One of the TV commercials for the RS3 shows it being "born" from the R8 supercar, and the launch event was big on heritage, with a full range of current RS models for comparison – RS Q3, RS4 Avant, RS5 Coupé, RS6 Avant and RS7 Coupé – and a selection of previous generations to admire.

In truth, the RS3, with its relatively small, five cylinder, turbocharged engine, has much more in common conceptually with Mikkola’s Quattro than it does with the R8. But away from the hill and on normal roads, the RS3 has a Jekyll and Hyde character that does make you feel like there’s a supercar lurking just under the body panels.

Utterly docile and well-mannered – if a little noisy – in Comfort mode, with the comfortable (and optional) Nappa leather seats on our test car providing good support and soaking up the last of the firm (but not overly harsh) ride, the RS3 feels like a slightly harder-edged hot hatch.

Switch it into Dynamic mode and the steering weights up, the – again, optional – Magnetic Ride Sports suspension firms up and the throttle becomes more responsive when pressed. But, impressively, the car remains as comfortable in normal driving as it was in Comfort mode.

We only had four hours in the car, excluding the runs up the hill, but neither the ride nor the noise became tiresome, as other supercars-in-shopping-trolley-clothing have in the past. This is despite its sonic signature never leaving you in any doubt about the car’s capabilities. That noise, though, isn’t exactly musical. It's not unpleasant, but it's very... mechanical.

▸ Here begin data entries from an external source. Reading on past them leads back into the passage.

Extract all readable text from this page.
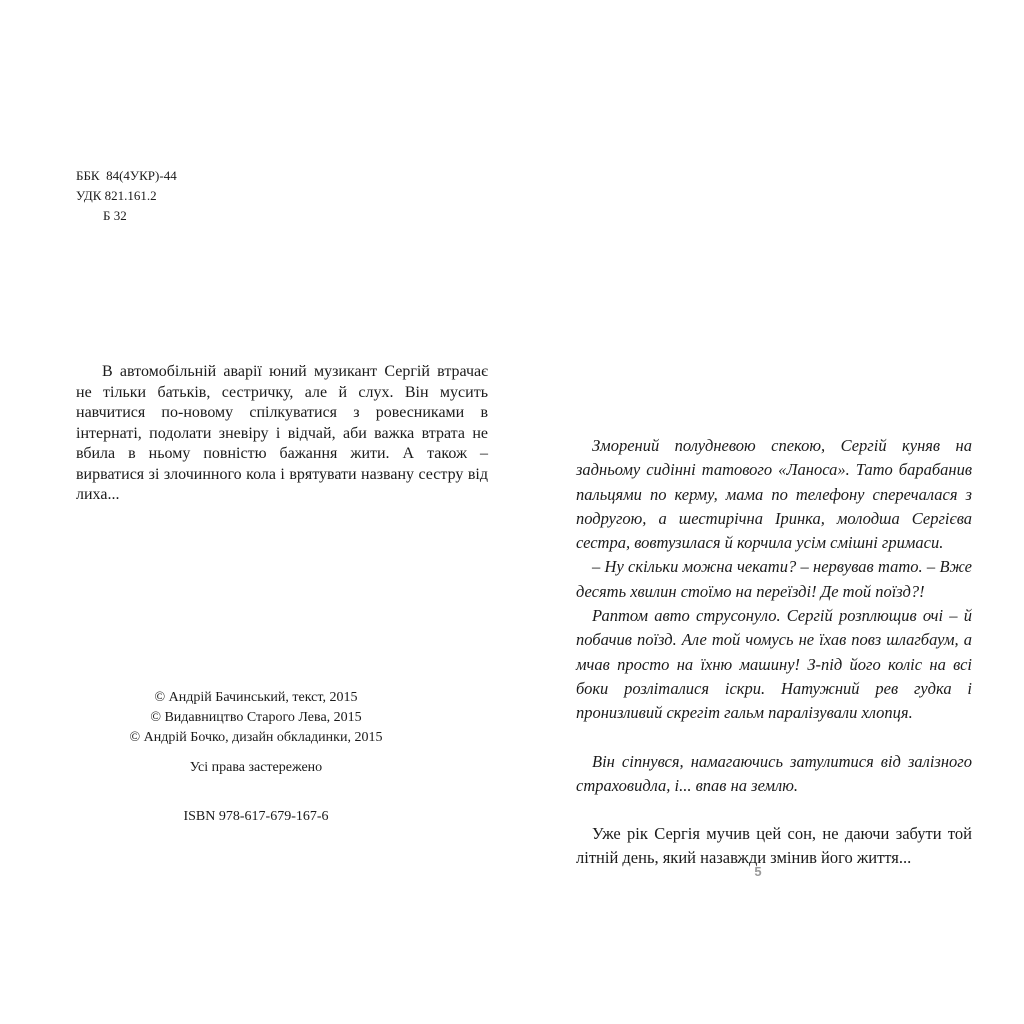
ББК  84(4УКР)-44
УДК 821.161.2
Б 32

В автомобільній аварії юний музикант Сергій втрачає не тільки батьків, сестричку, але й слух. Він мусить навчитися по-новому спілкуватися з ровесниками в інтернаті, подолати зневіру і відчай, аби важка втрата не вбила в ньому повністю бажання жити. А також – вирватися зі злочинного кола і врятувати названу сестру від лиха...

© Андрій Бачинський, текст, 2015
© Видавництво Старого Лева, 2015
© Андрій Бочко, дизайн обкладинки, 2015
Усі права застережено
ISBN 978-617-679-167-6

Зморений полудневою спекою, Сергій куняв на задньому сидінні татового «Ланоса». Тато барабанив пальцями по керму, мама по телефону сперечалася з подругою, а шестирічна Іринка, молодша Сергієва сестра, вовтузилася й корчила усім смішні гримаси.

– Ну скільки можна чекати? – нервував тато. – Вже десять хвилин стоїмо на переїзді! Де той поїзд?!

Раптом авто струсонуло. Сергій розплющив очі – й побачив поїзд. Але той чомусь не їхав повз шлагбаум, а мчав просто на їхню машину! З-під його коліс на всі боки розліталися іскри. Натужний рев гудка і пронизливий скрегіт гальм паралізували хлопця.

Він сіпнувся, намагаючись затулитися від залізного страховидла, і... впав на землю.

Уже рік Сергія мучив цей сон, не даючи забути той літній день, який назавжди змінив його життя...

5
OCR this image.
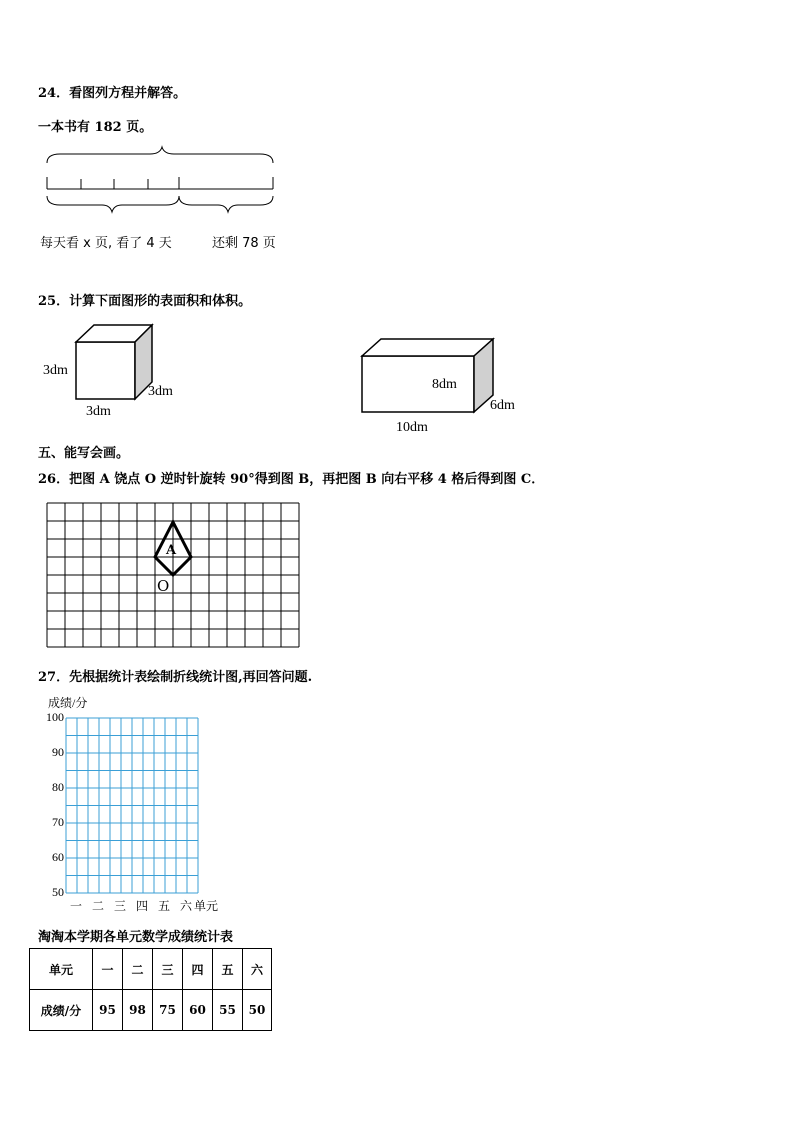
24．看图列方程并解答。
一本书有 182 页。
每天看 x 页, 看了 4 天	还剩 78 页
25．计算下面图形的表面积和体积。
3dm
3dm
3dm
8dm
6dm
10dm
五、能写会画。
26．把图 A 饶点 O 逆时针旋转 90°得到图 B，再把图 B 向右平移 4 格后得到图 C．
A
O
27．先根据统计表绘制折线统计图,再回答问题.
成绩/分
100
90
80
70
60
50
一 二 三 四 五 六 单元
淘淘本学期各单元数学成绩统计表
单元	一	二	三	四	五	六
成绩/分	95	98	75	60	55	50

And with the latest-generation, 7-speed, twin-clutch, semi-automatic gearbox and a Quattro system now capable of sending up to 100 per cent of the power to whichever end of the car needs it, the car is never intimidating, even when you start to press on. Grip isn’t limitless – it was fairly easy to get a four-wheel slide on through the last corner of the hill climb – but it is prodigious. But when you do press on, the exhaust note changes and the power comes in like a tidal wave, building all the time and never getting close to its limits on public roads.

Which raises a question about this class of car. It is, as Audi claims, supercar-quick – albeit ‘90s supercar quick. 0-60 comes up in 4.3 seconds and while the standard car is limited to 155mph, you can request that the limiter is removed, unlocking the potential to hit 174.

When the first generation of supercar hatches hit the roads in the early 2000s – the Volkswagen R32, Ford Focus RS and Alfa 147 GTV among them – people asked what was the point of 250bhp hatchbacks that were clearly never designed to have that much power and often struggled to put it on the road effectively. And the point was that they were a hoot. They shouldn't have ever been built, but they were and they worked surprisingly well, considering.

A dozen or so years later and nobody is surprised to see the Mercedes A45, the BMW M135i and the second-generation RS3, all with north of 350bhp and all handling all of it as though it was the most normal thing in the world. The RS3’s 367 horses are complemented by 343lb ft of torque – both up over 20% on the previous model.